SURAKARTA – Masyarakat Peduli Pendidikan Surakarta (MPPS) beraudiensi dengan Komisi IV DPRD Kota Surakarta dan Dinas Pendidikan (Disdik) Kota Surakarta, Senin (17/2) siang, di Ruang Badan Anggaran DPRD Kota Surakarta. Pertemuan ini membahas berbagai tantangan serius di dunia Pendidikan Kota Surakarta, mulai dari isu anak putus sekolah (APS), anak tidak sekolah (ATS), hingga persoalan perundungan atau bullying di lingkungan sekolah.
Ketua MPPS, Pardoyo, membuka audiensi dengan memaparkan sejarah berdirinya organisasi yang dipimpinnya serta berbagai kiprah yang telah dilakukan dalam memperjuangkan pendidikan anak-anak di Kota Surakarta. Salah satu fokus utama MPPS adalah penanganan anak putus sekolah dan anak tidak sekolah, yang menurut Pardoyo sudah menjadi masalah menahun di Kota Bengawan.
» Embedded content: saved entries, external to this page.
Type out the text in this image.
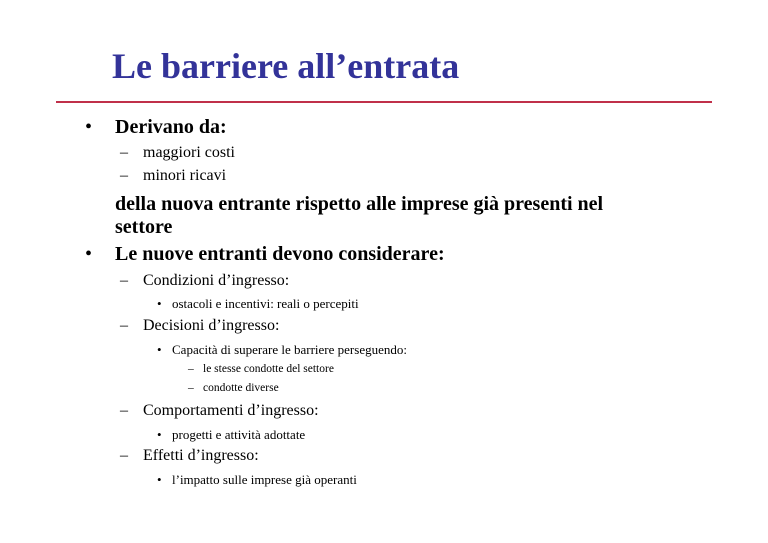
Le barriere all’entrata
• Derivano da:
– maggiori costi
– minori ricavi
della nuova entrante rispetto alle imprese già presenti nel
settore
• Le nuove entranti devono considerare:
– Condizioni d’ingresso:
• ostacoli e incentivi: reali o percepiti
– Decisioni d’ingresso:
• Capacità di superare le barriere perseguendo:
– le stesse condotte del settore
– condotte diverse
– Comportamenti d’ingresso:
• progetti e attività adottate
– Effetti d’ingresso:
• l’impatto sulle imprese già operanti
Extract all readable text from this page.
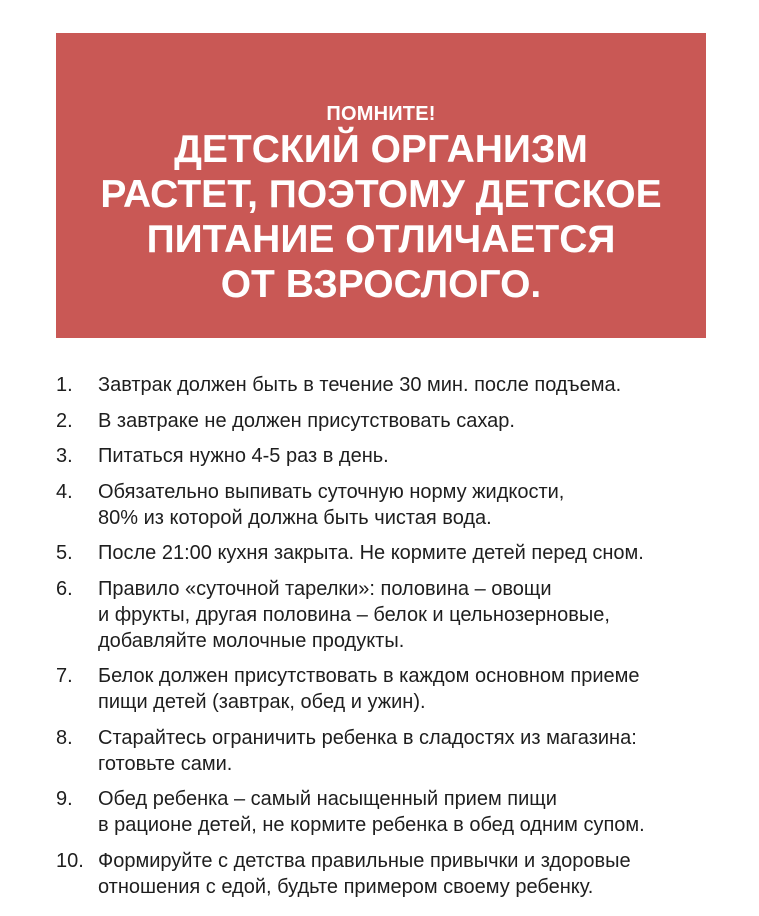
ПОМНИТЕ!
ДЕТСКИЙ ОРГАНИЗМ
РАСТЕТ, ПОЭТОМУ ДЕТСКОЕ
ПИТАНИЕ ОТЛИЧАЕТСЯ
ОТ ВЗРОСЛОГО.
1. Завтрак должен быть в течение 30 мин. после подъема.
2. В завтраке не должен присутствовать сахар.
3. Питаться нужно 4-5 раз в день.
4. Обязательно выпивать суточную норму жидкости,
80% из которой должна быть чистая вода.
5. После 21:00 кухня закрыта. Не кормите детей перед сном.
6. Правило «суточной тарелки»: половина – овощи
и фрукты, другая половина – белок и цельнозерновые,
добавляйте молочные продукты.
7. Белок должен присутствовать в каждом основном приеме
пищи детей (завтрак, обед и ужин).
8. Старайтесь ограничить ребенка в сладостях из магазина:
готовьте сами.
9. Обед ребенка – самый насыщенный прием пищи
в рационе детей, не кормите ребенка в обед одним супом.
10. Формируйте с детства правильные привычки и здоровые
отношения с едой, будьте примером своему ребенку.
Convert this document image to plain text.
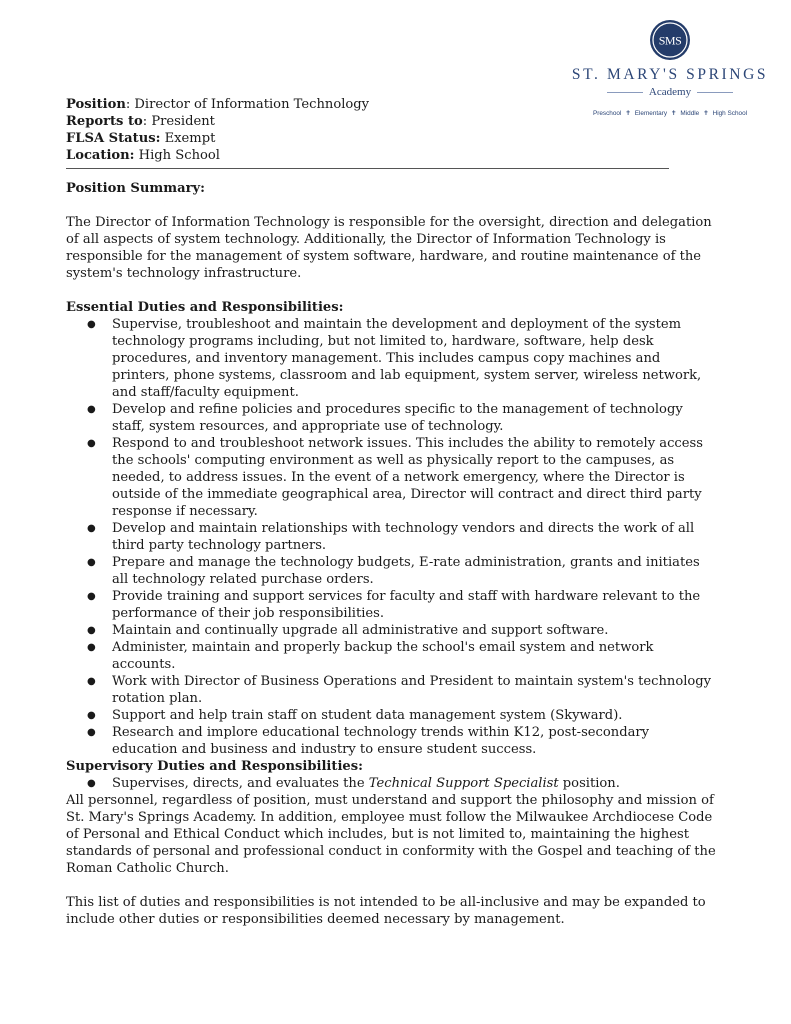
SMS
ST. MARY'S SPRINGS
Academy
Preschool ✝ Elementary ✝ Middle ✝ High School
Position: Director of Information Technology
Reports to: President
FLSA Status: Exempt
Location: High School

Position Summary:

The Director of Information Technology is responsible for the oversight, direction and delegation of all aspects of system technology. Additionally, the Director of Information Technology is responsible for the management of system software, hardware, and routine maintenance of the system's technology infrastructure.

Essential Duties and Responsibilities:

● Supervise, troubleshoot and maintain the development and deployment of the system technology programs including, but not limited to, hardware, software, help desk procedures, and inventory management. This includes campus copy machines and printers, phone systems, classroom and lab equipment, system server, wireless network, and staff/faculty equipment.
● Develop and refine policies and procedures specific to the management of technology staff, system resources, and appropriate use of technology.
● Respond to and troubleshoot network issues. This includes the ability to remotely access the schools' computing environment as well as physically report to the campuses, as needed, to address issues. In the event of a network emergency, where the Director is outside of the immediate geographical area, Director will contract and direct third party response if necessary.
● Develop and maintain relationships with technology vendors and directs the work of all third party technology partners.
● Prepare and manage the technology budgets, E-rate administration, grants and initiates all technology related purchase orders.
● Provide training and support services for faculty and staff with hardware relevant to the performance of their job responsibilities.
● Maintain and continually upgrade all administrative and support software.
● Administer, maintain and properly backup the school's email system and network accounts.
● Work with Director of Business Operations and President to maintain system's technology rotation plan.
● Support and help train staff on student data management system (Skyward).
● Research and implore educational technology trends within K12, post-secondary education and business and industry to ensure student success.

Supervisory Duties and Responsibilities:

● Supervises, directs, and evaluates the Technical Support Specialist position.

All personnel, regardless of position, must understand and support the philosophy and mission of St. Mary's Springs Academy. In addition, employee must follow the Milwaukee Archdiocese Code of Personal and Ethical Conduct which includes, but is not limited to, maintaining the highest standards of personal and professional conduct in conformity with the Gospel and teaching of the Roman Catholic Church.

This list of duties and responsibilities is not intended to be all-inclusive and may be expanded to include other duties or responsibilities deemed necessary by management.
“Pada tahun 2010, tercatat ada 284 anak putus sekolah dan anak tidak sekolah di Kota Kota Surakarta. Saat itu kami satu visi dengan Wali Kota Surakarta saat itu, Pak Jokowi, yang kemudian meluncurkan program Bantuan Pendidikan Masyarakat Kota Surakarta (BPMKS),” ujar Pardoyo.
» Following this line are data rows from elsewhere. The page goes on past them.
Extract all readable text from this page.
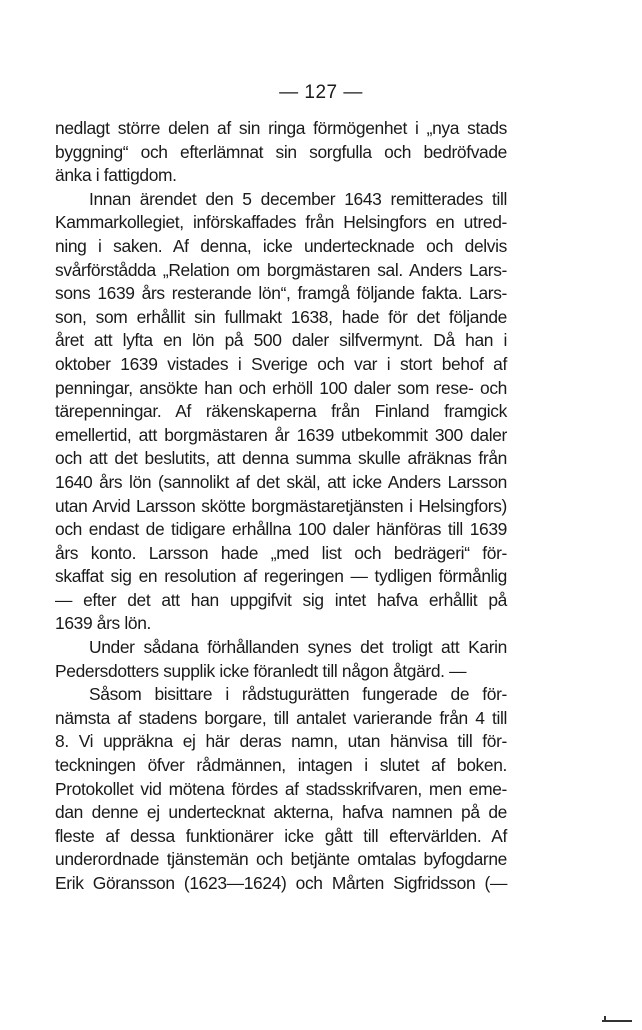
— 127 —
nedlagt större delen af sin ringa förmögenhet i „nya stads
byggning“ och efterlämnat sin sorgfulla och bedröfvade
änka i fattigdom.
Innan ärendet den 5 december 1643 remitterades till
Kammarkollegiet, införskaffades från Helsingfors en utred-
ning i saken. Af denna, icke undertecknade och delvis
svårförstådda „Relation om borgmästaren sal. Anders Lars-
sons 1639 års resterande lön“, framgå följande fakta. Lars-
son, som erhållit sin fullmakt 1638, hade för det följande
året att lyfta en lön på 500 daler silfvermynt. Då han i
oktober 1639 vistades i Sverige och var i stort behof af
penningar, ansökte han och erhöll 100 daler som rese- och
tärepenningar. Af räkenskaperna från Finland framgick
emellertid, att borgmästaren år 1639 utbekommit 300 daler
och att det beslutits, att denna summa skulle afräknas från
1640 års lön (sannolikt af det skäl, att icke Anders Larsson
utan Arvid Larsson skötte borgmästaretjänsten i Helsingfors)
och endast de tidigare erhållna 100 daler hänföras till 1639
års konto. Larsson hade „med list och bedrägeri“ för-
skaffat sig en resolution af regeringen — tydligen förmånlig
— efter det att han uppgifvit sig intet hafva erhållit på
1639 års lön.
Under sådana förhållanden synes det troligt att Karin
Pedersdotters supplik icke föranledt till någon åtgärd. —
Såsom bisittare i rådstugurätten fungerade de för-
nämsta af stadens borgare, till antalet varierande från 4 till
8. Vi uppräkna ej här deras namn, utan hänvisa till för-
teckningen öfver rådmännen, intagen i slutet af boken.
Protokollet vid mötena fördes af stadsskrifvaren, men eme-
dan denne ej undertecknat akterna, hafva namnen på de
fleste af dessa funktionärer icke gått till eftervärlden. Af
underordnade tjänstemän och betjänte omtalas byfogdarne
Erik Göransson (1623—1624) och Mårten Sigfridsson (—
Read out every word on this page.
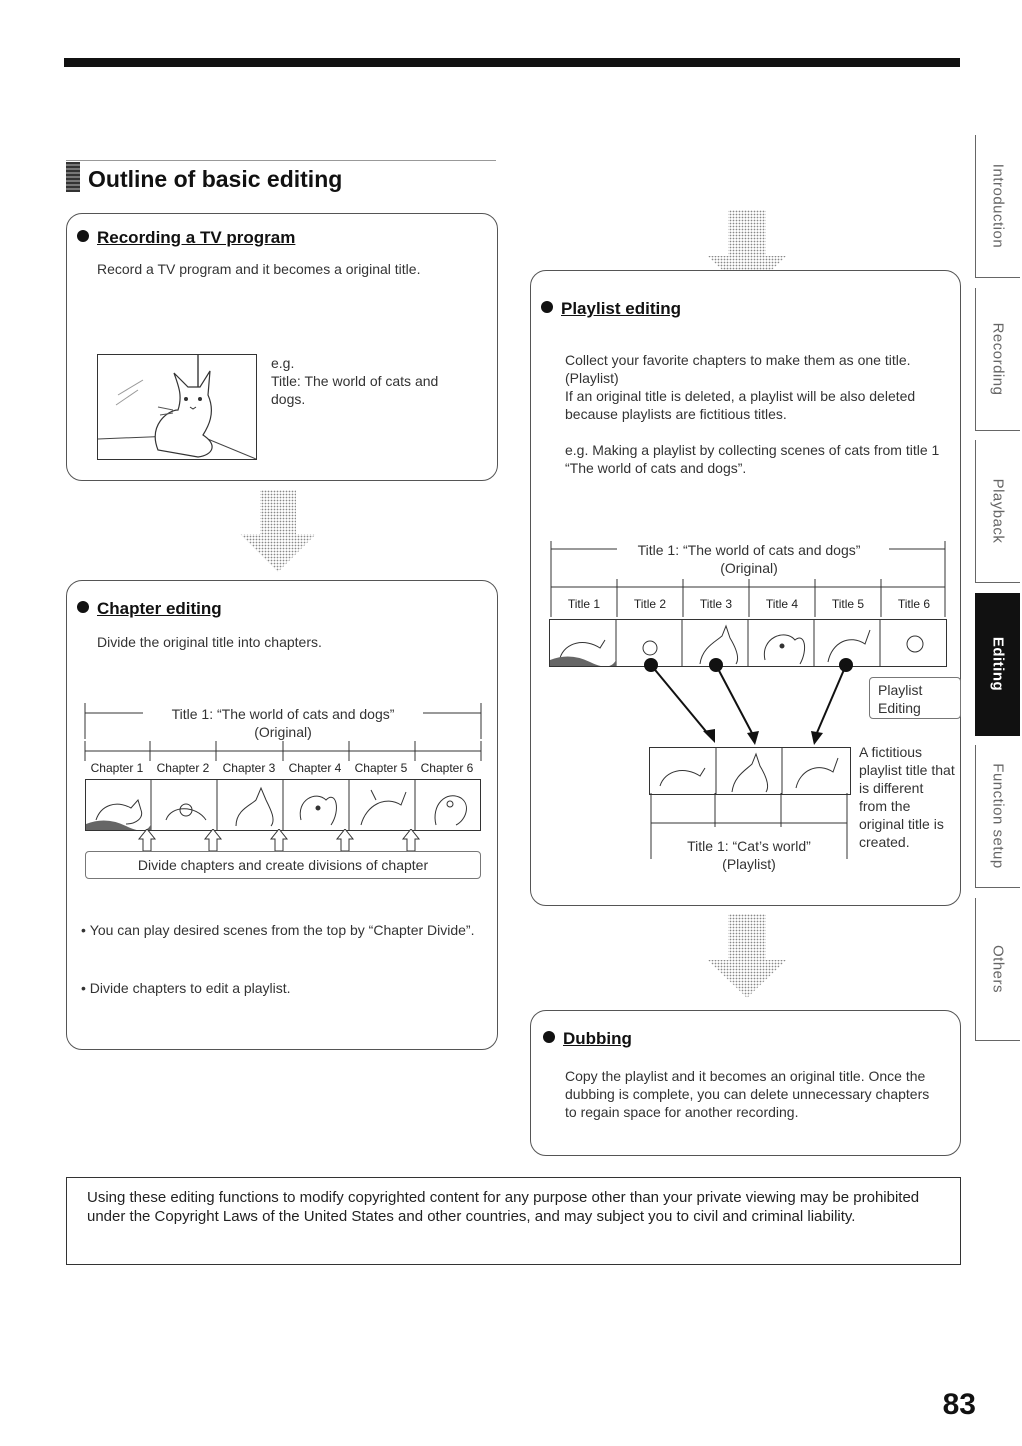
Outline of basic editing	Introduction
Recording
Playback
Editing
Function setup
Others
Recording a TV program
Record a TV program and it becomes a original title.
e.g.
Title: The world of cats and dogs.
Chapter editing
Divide the original title into chapters.
Title 1: “The world of cats and dogs”
(Original)
Chapter 1	Chapter 2	Chapter 3	Chapter 4	Chapter 5	Chapter 6
Divide chapters and create divisions of chapter
• You can play desired scenes from the top by “Chapter Divide”.
• Divide chapters to edit a playlist.
Playlist editing
Collect your favorite chapters to make them as one title. (Playlist)
If an original title is deleted, a playlist will be also deleted because playlists are fictitious titles.
e.g. Making a playlist by collecting scenes of cats from title 1 “The world of cats and dogs”.
Title 1: “The world of cats and dogs”
(Original)
Title 1	Title 2	Title 3	Title 4	Title 5	Title 6
Playlist Editing
Title 1: “Cat’s world”
(Playlist)
A fictitious playlist title that is different from the original title is created.
Dubbing
Copy the playlist and it becomes an original title. Once the dubbing is complete, you can delete unnecessary chapters to regain space for another recording.
Using these editing functions to modify copyrighted content for any purpose other than your private viewing may be prohibited under the Copyright Laws of the United States and other countries, and may subject you to civil and criminal liability.
83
Ia menjelaskan bahwa program BPMKS yang diluncurkan pada April 2010 tersebut kemudian menjadi embrio dari program nasional Kartu Indonesia Pintar (KIP). Salah satu kasus anak putus sekolah yang pernah didampingi MPPS adalah seorang anak di Jagalan, Kota Surakarta, yang pada waktu itu harus bekerja sebagai tukang kipas satai untuk membantu ekonomi keluarga.
“Anak tersebut akhirnya kami jadikan anak asuh bersama Dewan Pendidikan Kota Surakarta, dan kami titipkan di SMPN 20 Kota Surakarta. Syukurlah, anak itu berhasil lulus dengan prestasi terbaik,” tutur Pardoyo.
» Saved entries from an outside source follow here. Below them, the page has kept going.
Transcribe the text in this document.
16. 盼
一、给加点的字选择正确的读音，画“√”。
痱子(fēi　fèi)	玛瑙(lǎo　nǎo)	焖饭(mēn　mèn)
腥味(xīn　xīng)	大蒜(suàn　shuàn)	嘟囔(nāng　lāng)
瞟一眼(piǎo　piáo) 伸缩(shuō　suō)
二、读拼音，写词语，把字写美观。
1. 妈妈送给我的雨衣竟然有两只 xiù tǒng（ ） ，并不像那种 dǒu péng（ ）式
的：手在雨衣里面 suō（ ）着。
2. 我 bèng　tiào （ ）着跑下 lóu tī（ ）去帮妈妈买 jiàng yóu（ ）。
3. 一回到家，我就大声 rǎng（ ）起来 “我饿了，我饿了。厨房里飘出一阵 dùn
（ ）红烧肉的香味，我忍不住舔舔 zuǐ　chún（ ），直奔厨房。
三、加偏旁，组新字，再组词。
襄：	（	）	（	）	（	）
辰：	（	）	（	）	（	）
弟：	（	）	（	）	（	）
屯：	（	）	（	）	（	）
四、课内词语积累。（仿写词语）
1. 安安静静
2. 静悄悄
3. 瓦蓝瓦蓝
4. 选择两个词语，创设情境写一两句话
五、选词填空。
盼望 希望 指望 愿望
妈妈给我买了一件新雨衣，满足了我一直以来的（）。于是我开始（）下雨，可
Berkaca dari kasus tersebut, Pardoyo mengungkapkan bahwa persoalan ATS dan APS di Kota Surakarta bisa diibaratkan fenomena gunung es. “Kasus yang tampak di permukaan lebih kecil dari kenyataan di lapangan. Ini menjadi pekerjaan rumah besar yang harus diselesaikan oleh Pemkot Kota Surakarta dan Dinas Pendidikan ke depan,” tegasnya.
Dalam audiensi tersebut, Pardoyo juga memaparkan hasil temuan terbarunya saat melakukan penyisiran terhadap anak-anak yang putus sekolah di berbagai sudut Kota Kota Surakarta. Salah satu kasus yang cukup memprihatinkan adalah seorang anak dari SMPN 8 Kota Surakarta berinisial F.
“Anak ini terpaksa putus sekolah setelah ayahnya meninggal dunia. Dia harus mencari nafkah sendiri dan tinggal di area TPU Bonoloyo dengan memanfaatkan MMT bekas dekat makam ayahnya,” ungkap Pardoyo.
Lebih memprihatinkan lagi, anak tersebut ternyata memiliki komunitas dengan kondisi serupa. “Komunitas ini terdiri dari anak-anak yang nasibnya hampir sama. Tidak semuanya berasal dari Kota Surakarta, ada beberapa yang datang dari luar daerah,” lanjutnya.
Selain isu ATS dan APS, Pardoyo juga menyoroti masalah perundungan yang masih marak di lingkungan sekolah. Menurutnya, perundungan bisa mengganggu aktivitas belajar mengajar dan merusak mental siswa.
“Kita harus terus mengawasi dan mencegah praktik perundungan ini agar dunia pendidikan di Kota Surakarta menjadi lebih kondusif. Selain itu, sekolah-sekolah penggerak yang sudah dicanangkan juga harus kembali diaktifkan agar benar-benar berfungsi,” ujar Pardoyo.
Sementara itu, Ketua Komisi IV DPRD Kota Surakarta, Sugeng Riyanto, yang memimpin audiensi, menyampaikan bahwa pihaknya menyadari banyaknya pekerjaan rumah yang harus segera dituntaskan terkait pendidikan di Kota Surakarta.
“Kami berkomitmen untuk terus berupaya meningkatkan kualitas pendidikan di Kota Kota Surakarta, terutama dalam menangani isu-isu seperti anak putus sekolah dan perundungan di lingkungan sekolah,” tegas Sugeng.
Pertemuan tersebut diakhiri dengan kesepakatan untuk mempererat koordinasi antara MPPS, Komisi IV DPRD Kota Surakarta, dan Dinas Pendidikan Kota Surakarta dalam menangani berbagai persoalan pendidikan yang ada. Langkah-langkah konkret juga akan disiapkan untuk mempercepat penyelesaian masalah-masalah tersebut, demi masa depan pendidikan yang lebih baik di Kota Bengawan.